Holiday spirit aglow at annual tree lighting

Holding lit candles, children sing Christmas carols during the tree lighting ceremony Dec. 9, 2016, outside the Main Post Chapel. The 45-minute ceremony also featured holiday music, hot chocolate and a guest appearance by Santa. (Photo by Phil Grout)

Bedecked in Santa hats and winter jackets, Fort Meade families brought their holiday cheer to combat the cold for the garrison’s annual tree lighting ceremony Friday evening outside the Main Post Chapel.

Garrison Command Sgt. Maj. Rodwell L. Forbes merrily welcomed families as they arrived.

“Merry Christmas and happy holidays!” Forbes said. “Thanks for bringing the cold weather; it wouldn’t be the tree lighting without it. Get ready to light up the night, sing some carols and have a joyous time.”

The 45-minute ceremony, sponsored by the Religious Support Office, featured holiday music, carols, refreshments and a guest appearance from Santa Clause.

“Our goal is for the Fort Meade community to have a safe, fun, family-friendly event to kick off the holidays,” said Garrison Family Life Chaplain (Maj.) James Covey.

Volunteers passed out hot chocolate and cookies to eager children while the U.S. Army Field Band’s Federal Brass Instrumentalists performed a festive musical prelude.

Chaplain (Lt. Col.) David Cooper greeted the crowd and Garrison Chaplain (Col.) Warren Kirby led the invocation.

Troops from Fort Meade’s Cub Scouts, Boy Scouts and Girl Scouts amped up the holiday spirit with renditions of “Rudolph the Red-Nosed Reindeer,” “Jingle Bells” and “Frosty the Snowman.”

Cooper urged children and parents to move closer to the tree for the official lighting while chaplain assistants from the RSO handed out candles and lit them for the attendees.

It took three days for Todd Gribling, grounds manager for Melwood, and his team to decorate the 65-foot tree. The decorations will stay up until Jan. 2.

“This community is very special,” Gribling said. “Families can come here while their loved one is away. No matter how cold it gets, everyone still comes to this event. It’s a very tight-knit community.”

Garrison Commander Col. Tom Rickard made his way to the front of the crowd to choose “one highly motivated Scout to help light the tree.” Cooper encouraged everyone to join in the countdown before the switch was flipped.

As the audience shouted “one,” the tree lit up with hundreds of multicolored string lights. Parents and children clapped, cheered and whistled to welcome the official start of the holiday season on Fort Meade.

The Federal Brass Instrumentalists performed “Silent Night” while the crowd sang along.

Suddenly, in the distance, the shriek of fire truck sirens could be heard.

“Something’s happening,” Cooper said to the crowd. “Something’s coming!

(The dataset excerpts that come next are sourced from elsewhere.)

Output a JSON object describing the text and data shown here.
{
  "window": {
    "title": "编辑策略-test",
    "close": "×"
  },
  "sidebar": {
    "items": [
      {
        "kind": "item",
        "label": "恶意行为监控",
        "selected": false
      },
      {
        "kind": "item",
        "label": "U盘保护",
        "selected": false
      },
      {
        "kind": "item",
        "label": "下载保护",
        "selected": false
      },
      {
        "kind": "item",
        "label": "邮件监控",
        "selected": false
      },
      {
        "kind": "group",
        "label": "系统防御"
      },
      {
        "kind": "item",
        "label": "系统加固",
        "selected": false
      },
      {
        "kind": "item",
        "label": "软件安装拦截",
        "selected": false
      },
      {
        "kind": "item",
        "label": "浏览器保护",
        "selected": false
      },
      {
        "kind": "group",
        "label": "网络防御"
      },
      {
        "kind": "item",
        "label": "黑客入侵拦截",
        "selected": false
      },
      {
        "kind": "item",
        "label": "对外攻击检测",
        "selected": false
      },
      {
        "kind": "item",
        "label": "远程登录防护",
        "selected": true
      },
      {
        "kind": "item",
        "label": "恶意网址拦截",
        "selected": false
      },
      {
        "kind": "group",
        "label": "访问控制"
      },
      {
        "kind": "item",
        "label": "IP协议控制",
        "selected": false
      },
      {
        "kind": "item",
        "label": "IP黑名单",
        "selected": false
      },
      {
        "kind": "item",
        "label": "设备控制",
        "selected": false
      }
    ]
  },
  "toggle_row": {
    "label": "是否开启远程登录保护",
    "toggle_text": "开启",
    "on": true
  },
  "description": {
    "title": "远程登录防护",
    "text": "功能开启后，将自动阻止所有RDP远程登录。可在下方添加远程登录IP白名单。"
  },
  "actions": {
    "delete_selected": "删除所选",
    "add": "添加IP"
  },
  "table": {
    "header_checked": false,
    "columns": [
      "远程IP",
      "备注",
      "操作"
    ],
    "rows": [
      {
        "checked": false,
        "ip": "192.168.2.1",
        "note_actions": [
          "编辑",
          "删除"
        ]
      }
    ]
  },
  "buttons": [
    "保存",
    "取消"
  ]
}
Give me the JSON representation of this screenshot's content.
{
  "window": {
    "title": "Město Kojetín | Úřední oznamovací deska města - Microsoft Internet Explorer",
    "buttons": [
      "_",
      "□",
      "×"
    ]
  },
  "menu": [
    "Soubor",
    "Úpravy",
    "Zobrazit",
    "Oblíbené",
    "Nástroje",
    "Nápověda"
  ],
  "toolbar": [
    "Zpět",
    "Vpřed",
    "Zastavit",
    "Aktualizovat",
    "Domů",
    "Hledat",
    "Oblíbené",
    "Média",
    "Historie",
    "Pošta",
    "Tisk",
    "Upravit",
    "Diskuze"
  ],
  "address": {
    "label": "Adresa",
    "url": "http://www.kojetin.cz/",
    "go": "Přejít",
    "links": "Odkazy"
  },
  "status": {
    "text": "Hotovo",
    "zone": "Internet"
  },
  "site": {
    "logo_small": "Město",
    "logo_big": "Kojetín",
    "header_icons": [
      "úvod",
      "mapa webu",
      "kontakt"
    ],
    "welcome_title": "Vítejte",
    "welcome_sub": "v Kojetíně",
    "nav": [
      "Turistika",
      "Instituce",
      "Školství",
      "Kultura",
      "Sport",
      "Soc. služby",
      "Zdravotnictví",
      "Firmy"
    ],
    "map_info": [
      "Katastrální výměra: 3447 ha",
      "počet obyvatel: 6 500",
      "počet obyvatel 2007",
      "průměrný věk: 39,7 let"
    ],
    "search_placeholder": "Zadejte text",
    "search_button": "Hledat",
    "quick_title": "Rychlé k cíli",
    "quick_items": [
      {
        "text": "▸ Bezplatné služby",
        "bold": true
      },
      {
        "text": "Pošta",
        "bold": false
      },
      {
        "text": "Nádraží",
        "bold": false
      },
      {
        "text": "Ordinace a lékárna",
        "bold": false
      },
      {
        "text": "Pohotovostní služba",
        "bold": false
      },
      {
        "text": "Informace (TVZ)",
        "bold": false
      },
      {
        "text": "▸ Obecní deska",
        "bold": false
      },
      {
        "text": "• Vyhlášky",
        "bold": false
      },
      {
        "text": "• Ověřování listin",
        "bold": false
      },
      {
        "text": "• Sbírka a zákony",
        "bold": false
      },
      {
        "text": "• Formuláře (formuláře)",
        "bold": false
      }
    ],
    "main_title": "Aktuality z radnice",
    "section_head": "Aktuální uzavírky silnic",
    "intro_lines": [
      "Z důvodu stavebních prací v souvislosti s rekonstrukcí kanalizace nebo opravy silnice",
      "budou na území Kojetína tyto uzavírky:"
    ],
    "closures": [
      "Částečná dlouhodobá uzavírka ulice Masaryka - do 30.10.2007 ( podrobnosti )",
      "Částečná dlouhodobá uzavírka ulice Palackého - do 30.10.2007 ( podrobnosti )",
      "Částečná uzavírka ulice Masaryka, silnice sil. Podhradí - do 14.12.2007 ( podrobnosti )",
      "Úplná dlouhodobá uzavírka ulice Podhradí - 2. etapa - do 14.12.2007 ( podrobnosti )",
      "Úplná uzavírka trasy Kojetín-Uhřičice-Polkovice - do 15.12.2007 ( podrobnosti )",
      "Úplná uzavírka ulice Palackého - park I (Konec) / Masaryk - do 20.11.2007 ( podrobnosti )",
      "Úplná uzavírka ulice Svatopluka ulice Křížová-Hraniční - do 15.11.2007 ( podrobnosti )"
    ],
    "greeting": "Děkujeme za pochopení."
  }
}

What could that be?”

As the fire engine pulled up to the chapel, Cooper announced “It’s Santa Clause!”

Marine Staff Sgt. Jeremy Morrow held his 2-year-old son Jameson as children lined up to get a picture with Santa.

“This event helps get the kids out of the house,” Morrow said. “We try to teach them about the holiday spirit, togetherness and giving.”

For Morrow, who was stationed in Hawaii before coming to Fort Meade, the 32-degree temperature was “a lot colder than anticipated.”

Morrow attended the event with his wife, Megan, and their 9-month-old daughter Annabel.

“With any military service, there’s a sense of brotherhood and togetherness,” Morrow said. “There’s [a lot of people] who can’t relate to what we do, so it’s nice to come out and spend time with brothers and sisters in arms.”

Bethany Hancock, wife of Lt. Jeremy Hancock, waited in line with daughters Ansley, 7, and Blaire, 4, to snap a picture with the tree.

This was the family’s first time at the Fort Meade tree lighting ceremony, but it wasn’t their first time coming together with a post community to get in the holiday spirit. Before arriving at Fort Meade this past summer, the Hancocks were stationed in Georgia and Florida.

When asked what they were most excited for this Christmas, Ansley and Blaire were quick to respond.

“Snow, snow, snow!” Blaire shouted.

“My birthday,” Ansley added. “And seeing Santa!”

For Hancock, attending the ceremony was a way to do something fun with her family.

“Our daughters love the tree lighting,” she said. “It’s a tradition.”